Linear Systems Tutorial
authored by David Knill (1/17/98)
A linear
system is characterized by a linear transformation or operator, T(.) that maps
an input function, f(x), to an output function, g(x):
g(x) = T{f(x)},
In order to be linear, the transformation T(.) must
satisfy the principle of superposition. Superposition has two parts: additivity and homogeneity.
A transformation is additive if the transformation of the
sum of two functions is equal to the sum of the transformation of the
individual functions.
T{f1(x) + f2(x)} =
T{f1(x)} + T{f2(x)}
A transformation is homogeneous if the transformation of
a scaled version of a function is equal to the scaled transformation of the
function
T{a f(x)} = a T{f(x)}
Linear systems may be continuous or discrete; that is
they may have continuous functions as inputs and outputs (e.g. electrical
circuits), or they may have discrete
functions as inputs and outputs. Discrete functions are functions which
may be represented by sequences of
numbers (possibly infinite).
When modeling continuous systems, one is typically forced
to approximate them by discrete systems, in order to represent them in a
computer system. Moreover, since
no computer can represent an infinite sequence of numbers (with the
exception of periodic sequences), we are also forced to
approximate systems as being finite, discrete systems.

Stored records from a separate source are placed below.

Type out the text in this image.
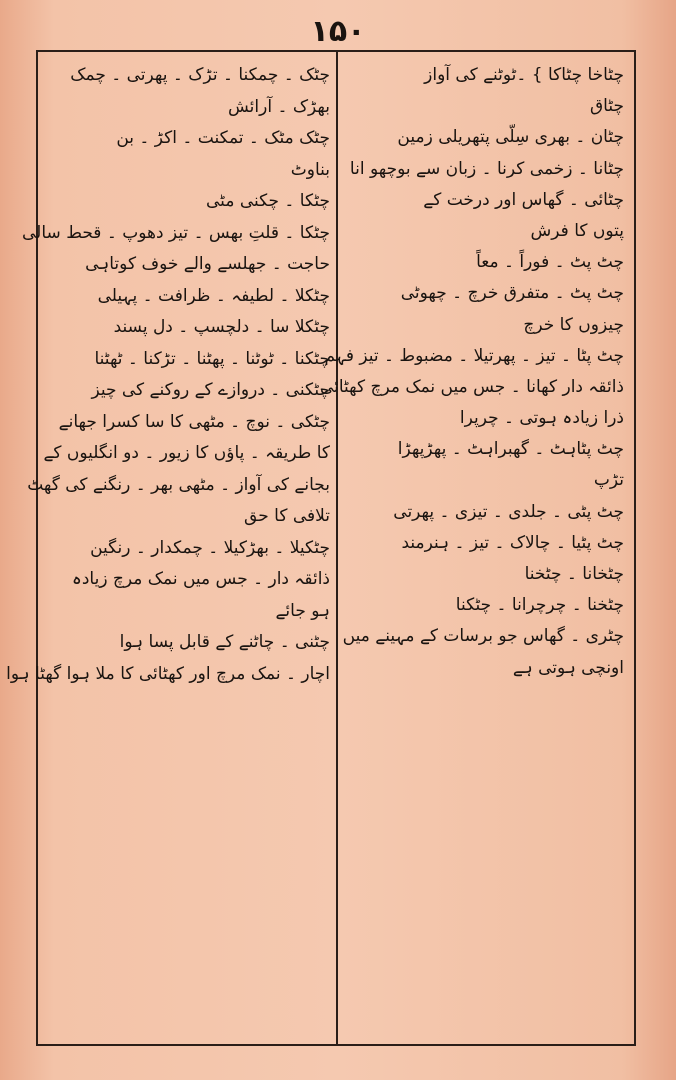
۱۵۰
چٹاخا چٹاکا } ۔ٹوٹنے کی آواز
چٹاق
چٹان ۔ بھری سِلّی پتھریلی زمین
چٹانا ۔ زخمی کرنا ۔ زبان سے بوچھو انا
چٹائی ۔ گھاس اور درخت کے
پتوں کا فرش
چٹ پٹ ۔ فوراً ۔ معاً
چٹ پٹ ۔ متفرق خرچ ۔ چھوٹی
چیزوں کا خرچ
چٹ پٹا ۔ تیز ۔ پھرتیلا ۔ مضبوط ۔ تیز فہم
ذائقہ دار کھانا ۔ جس میں نمک مرچ کھٹائی
ذرا زیادہ ہوتی ۔ چرپرا
چٹ پٹاہٹ ۔ گھبراہٹ ۔ پھڑپھڑا
تڑپ
چٹ پٹی ۔ جلدی ۔ تیزی ۔ پھرتی
چٹ پٹیا ۔ چالاک ۔ تیز ۔ ہنرمند
چٹخانا ۔ چٹخنا
چٹخنا ۔ چرچرانا ۔ چٹکنا
چٹری ۔ گھاس جو برسات کے مہینے میں
اونچی ہوتی ہے
چٹک ۔ چمکنا ۔ تڑک ۔ پھرتی ۔ چمک
بھڑک ۔ آرائش
چٹک مٹک ۔ تمکنت ۔ اکڑ ۔ بن
بناوٹ
چٹکا ۔ چکنی مٹی
چٹکا ۔ قلتِ بھس ۔ تیز دھوپ ۔ قحط سالی
حاجت ۔ جھلسے والے خوف کوتاہی
چٹکلا ۔ لطیفہ ۔ ظرافت ۔ پہیلی
چٹکلا سا ۔ دلچسپ ۔ دل پسند
چٹکنا ۔ ٹوٹنا ۔ پھٹنا ۔ تڑکنا ۔ ٹھٹنا
چٹکنی ۔ دروازے کے روکنے کی چیز
چٹکی ۔ نوچ ۔ مٹھی کا سا کسرا جھانے
کا طریقہ ۔ پاؤں کا زیور ۔ دو انگلیوں کے
بجانے کی آواز ۔ مٹھی بھر ۔ رنگنے کی گھٹ
تلافی کا حق
چٹکیلا ۔ بھڑکیلا ۔ چمکدار ۔ رنگین
ذائقہ دار ۔ جس میں نمک مرچ زیادہ
ہو جائے
چٹنی ۔ چاٹنے کے قابل پسا ہوا
اچار ۔ نمک مرچ اور کھٹائی کا ملا ہوا گھٹا ہوا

For such systems, the inputs and outputs can be represented by vectors. The transformation
computed by any linear discrete system can be represented by a matrix; that is,
if f is an input vector and g is the vector output of the system,
g
= Af,
where A is known as the system matrix.
Knowing that a system is linear is a great help in
building a compact model of the system which we can use to predict the output
of the system to any input - All we need do is specify the system matrix.
In this tutorial, we will use the specific example of
image formation in an optical system as an example through which to learn the
basics of linear systems. We will
begin by stepping through the example experiment described in Chapter 2
of Wandell - measuring the line spread function of the human eye.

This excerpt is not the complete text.